On top of that, the motion said there would be another opportunity to debate the deal when considering giving legislative consent to the UK government's forthcoming Withdrawal Agreement Bill. But the assembly's legislative consent may not be needed.
The Welsh Government motion was clearer, I'm told by a source, when first drafted. Then it become less clear after a special Welsh Government cabinet discussion, and then less clear again after the Welsh Labour group got its hands on it.
One Labour AM described the final motion as "bizarre" and "inelegant". Another party source called it "clunky" before a third said: "That's what you get when you decide things by committee."
Labour minister Mark Drakeford told the debate that Wales would be "better off remaining in the European Union".
He said: "I hope this national assembly will send a clear message this afternoon that the deal which has been negotiated by the prime minister is unacceptable."
Conservative and UKIP AMs opposed Plaid Cymru's amendment.
Senedd Tory Leader Paul Davies argued AMs should back the agreement because "the clock is ticking, and this is the only deal on the table".

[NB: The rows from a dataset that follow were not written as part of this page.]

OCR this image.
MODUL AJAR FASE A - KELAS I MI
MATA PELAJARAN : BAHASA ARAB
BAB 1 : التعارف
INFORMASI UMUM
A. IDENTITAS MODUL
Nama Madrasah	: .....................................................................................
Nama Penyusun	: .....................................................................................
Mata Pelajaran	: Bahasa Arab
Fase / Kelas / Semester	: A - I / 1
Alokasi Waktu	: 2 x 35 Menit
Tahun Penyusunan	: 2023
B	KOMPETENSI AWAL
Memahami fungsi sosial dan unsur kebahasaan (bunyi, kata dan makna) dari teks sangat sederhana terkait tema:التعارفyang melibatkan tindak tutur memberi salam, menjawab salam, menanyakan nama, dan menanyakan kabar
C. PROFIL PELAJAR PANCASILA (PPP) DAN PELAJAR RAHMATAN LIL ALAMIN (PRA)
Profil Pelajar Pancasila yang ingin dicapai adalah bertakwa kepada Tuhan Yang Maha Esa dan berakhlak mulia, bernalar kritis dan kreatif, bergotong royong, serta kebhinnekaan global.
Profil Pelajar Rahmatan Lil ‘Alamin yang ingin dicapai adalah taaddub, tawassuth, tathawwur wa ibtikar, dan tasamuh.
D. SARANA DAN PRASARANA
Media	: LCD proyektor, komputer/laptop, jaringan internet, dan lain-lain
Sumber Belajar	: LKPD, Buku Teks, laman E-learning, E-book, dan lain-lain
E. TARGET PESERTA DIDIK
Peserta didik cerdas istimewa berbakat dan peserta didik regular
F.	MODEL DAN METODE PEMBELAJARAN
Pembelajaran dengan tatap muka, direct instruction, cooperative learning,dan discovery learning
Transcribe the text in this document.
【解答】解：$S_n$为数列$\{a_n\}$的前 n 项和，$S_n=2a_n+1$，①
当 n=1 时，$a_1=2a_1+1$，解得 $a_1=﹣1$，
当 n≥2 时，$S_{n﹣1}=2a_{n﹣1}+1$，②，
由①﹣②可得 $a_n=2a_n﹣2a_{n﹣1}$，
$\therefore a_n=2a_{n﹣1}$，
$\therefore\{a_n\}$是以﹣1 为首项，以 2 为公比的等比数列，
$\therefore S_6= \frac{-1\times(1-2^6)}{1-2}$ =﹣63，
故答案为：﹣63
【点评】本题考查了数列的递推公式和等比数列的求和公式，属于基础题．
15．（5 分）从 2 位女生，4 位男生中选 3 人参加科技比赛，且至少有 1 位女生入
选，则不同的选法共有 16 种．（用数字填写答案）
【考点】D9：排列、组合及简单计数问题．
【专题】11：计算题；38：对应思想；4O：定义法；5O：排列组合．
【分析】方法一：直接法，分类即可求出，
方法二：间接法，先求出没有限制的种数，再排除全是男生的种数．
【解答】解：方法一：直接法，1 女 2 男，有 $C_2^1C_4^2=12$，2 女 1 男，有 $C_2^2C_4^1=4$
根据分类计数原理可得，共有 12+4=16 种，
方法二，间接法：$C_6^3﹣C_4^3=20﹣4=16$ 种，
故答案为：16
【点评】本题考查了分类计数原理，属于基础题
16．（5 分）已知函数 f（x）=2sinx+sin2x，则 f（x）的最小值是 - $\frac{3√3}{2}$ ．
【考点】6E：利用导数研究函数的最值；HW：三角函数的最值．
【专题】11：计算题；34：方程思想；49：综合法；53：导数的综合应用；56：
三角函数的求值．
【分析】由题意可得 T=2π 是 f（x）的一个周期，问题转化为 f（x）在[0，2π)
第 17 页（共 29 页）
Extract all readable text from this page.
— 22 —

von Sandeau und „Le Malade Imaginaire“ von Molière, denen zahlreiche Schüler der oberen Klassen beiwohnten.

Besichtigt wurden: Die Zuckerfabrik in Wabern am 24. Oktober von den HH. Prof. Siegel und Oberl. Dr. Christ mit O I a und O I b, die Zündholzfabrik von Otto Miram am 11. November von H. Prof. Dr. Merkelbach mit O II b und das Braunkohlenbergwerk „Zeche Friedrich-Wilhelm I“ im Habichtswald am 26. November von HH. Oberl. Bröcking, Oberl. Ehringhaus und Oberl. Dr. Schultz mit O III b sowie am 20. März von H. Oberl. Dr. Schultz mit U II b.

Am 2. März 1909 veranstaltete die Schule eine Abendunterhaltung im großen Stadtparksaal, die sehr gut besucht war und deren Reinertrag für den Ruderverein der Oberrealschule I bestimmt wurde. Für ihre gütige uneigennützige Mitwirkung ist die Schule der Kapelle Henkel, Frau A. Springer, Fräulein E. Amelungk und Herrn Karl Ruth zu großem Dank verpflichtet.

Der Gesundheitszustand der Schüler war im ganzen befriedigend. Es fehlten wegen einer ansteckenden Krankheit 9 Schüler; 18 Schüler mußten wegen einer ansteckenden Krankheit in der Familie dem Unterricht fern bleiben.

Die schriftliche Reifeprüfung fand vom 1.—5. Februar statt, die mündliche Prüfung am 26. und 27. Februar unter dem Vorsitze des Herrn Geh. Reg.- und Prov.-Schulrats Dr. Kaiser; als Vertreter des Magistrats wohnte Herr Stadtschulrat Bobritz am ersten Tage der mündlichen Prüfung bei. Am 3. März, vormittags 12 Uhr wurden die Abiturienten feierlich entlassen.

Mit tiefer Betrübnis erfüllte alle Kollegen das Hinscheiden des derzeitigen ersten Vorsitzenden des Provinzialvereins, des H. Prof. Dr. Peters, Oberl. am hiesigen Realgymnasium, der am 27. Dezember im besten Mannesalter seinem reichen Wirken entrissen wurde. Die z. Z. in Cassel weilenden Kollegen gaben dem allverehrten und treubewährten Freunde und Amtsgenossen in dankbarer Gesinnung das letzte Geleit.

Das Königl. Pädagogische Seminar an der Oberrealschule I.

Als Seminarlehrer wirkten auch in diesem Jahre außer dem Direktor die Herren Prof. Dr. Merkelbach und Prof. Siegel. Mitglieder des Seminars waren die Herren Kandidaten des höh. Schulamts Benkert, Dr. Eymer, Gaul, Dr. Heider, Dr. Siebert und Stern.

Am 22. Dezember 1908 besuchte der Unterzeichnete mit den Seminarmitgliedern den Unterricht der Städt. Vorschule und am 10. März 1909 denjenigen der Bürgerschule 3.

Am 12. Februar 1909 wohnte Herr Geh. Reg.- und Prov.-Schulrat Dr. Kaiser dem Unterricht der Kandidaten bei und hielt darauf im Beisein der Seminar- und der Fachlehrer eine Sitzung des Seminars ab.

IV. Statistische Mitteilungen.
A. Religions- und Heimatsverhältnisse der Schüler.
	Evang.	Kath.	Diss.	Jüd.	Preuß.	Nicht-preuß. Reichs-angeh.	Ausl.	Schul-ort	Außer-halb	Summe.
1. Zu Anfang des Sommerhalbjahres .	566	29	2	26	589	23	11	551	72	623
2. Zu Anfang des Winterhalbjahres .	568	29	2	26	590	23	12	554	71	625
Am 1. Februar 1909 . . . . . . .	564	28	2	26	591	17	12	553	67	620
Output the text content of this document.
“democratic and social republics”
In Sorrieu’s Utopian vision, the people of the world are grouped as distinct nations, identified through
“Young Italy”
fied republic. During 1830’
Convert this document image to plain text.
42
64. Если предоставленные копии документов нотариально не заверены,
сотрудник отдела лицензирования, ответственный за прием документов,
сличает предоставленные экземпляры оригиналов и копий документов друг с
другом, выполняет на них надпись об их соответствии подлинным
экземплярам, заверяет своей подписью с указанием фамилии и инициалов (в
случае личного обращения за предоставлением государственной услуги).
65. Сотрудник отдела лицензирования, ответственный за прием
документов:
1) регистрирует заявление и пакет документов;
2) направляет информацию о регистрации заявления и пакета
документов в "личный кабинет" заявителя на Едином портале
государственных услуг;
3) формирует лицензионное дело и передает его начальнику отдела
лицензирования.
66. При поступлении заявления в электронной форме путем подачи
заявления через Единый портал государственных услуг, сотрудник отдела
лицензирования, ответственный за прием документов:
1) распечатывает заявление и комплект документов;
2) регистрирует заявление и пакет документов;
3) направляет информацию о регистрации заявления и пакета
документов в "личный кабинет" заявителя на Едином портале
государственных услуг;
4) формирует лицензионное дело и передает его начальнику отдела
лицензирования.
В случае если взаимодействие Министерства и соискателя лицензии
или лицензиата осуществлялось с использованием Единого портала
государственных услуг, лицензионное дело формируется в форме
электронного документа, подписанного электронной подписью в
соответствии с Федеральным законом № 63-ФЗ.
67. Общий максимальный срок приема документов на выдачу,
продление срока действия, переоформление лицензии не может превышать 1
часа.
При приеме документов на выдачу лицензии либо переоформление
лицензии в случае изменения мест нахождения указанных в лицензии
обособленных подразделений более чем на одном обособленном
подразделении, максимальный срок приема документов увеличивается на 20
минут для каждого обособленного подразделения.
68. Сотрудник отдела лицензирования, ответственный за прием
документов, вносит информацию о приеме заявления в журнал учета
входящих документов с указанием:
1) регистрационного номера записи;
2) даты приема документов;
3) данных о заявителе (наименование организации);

Mr Davies said: "The irony is that Brexit has a greater legitimacy and a bigger mandate from the public than this Welsh Government, which seems to me is trying to overturn it."
"The Brexit referendum was undoubtedly divisive. If this division and uncertainty goes on unchecked it threatens our economy and public services," he added.
Leave supporter and UKIP AM Neil Hamilton made a pro-Brexit case against the deal, saying the agreement does not respect the 2016 EU referendum result.
Mr Hamilton said: "In fact it is, in political terms, a national humiliation. A capitulation, which has given the EU everything and actually given the UK nothing."
UKIP's pro-Brexit anti-deal motion only won five votes, with 44 opposed.
The withdraw agreement includes a short "political declaration" on the future relationship with the EU.
Plaid's Brexit spokesperson in the Welsh Assembly, Steffan Lewis, said both should be opposed.
"My conscience tells me that the deal on offer is so potentially damaging to the communities we're elected to represent that neither the withdrawal agreement or the political declaration deserve the support of this Parliament," he said.
His party leader Adam Price said: "We are glad that Labour answered our call to work together at a cross-party level by accepting our important amendment, which means that the Senedd has tonight spoken with a clear voice to say that we do not support the prime minister's Brexit deal."
The motion passed on Tuesday called for a general election or a further referendum if the UK government cannot get its deal through the House of Commons.
A Plaid motion that more clearly called for a referendum failed to pass, despite support from Lib Dem AM Kirsty Williams, and Labour AMs Lynne Neagle and Joyce Watson.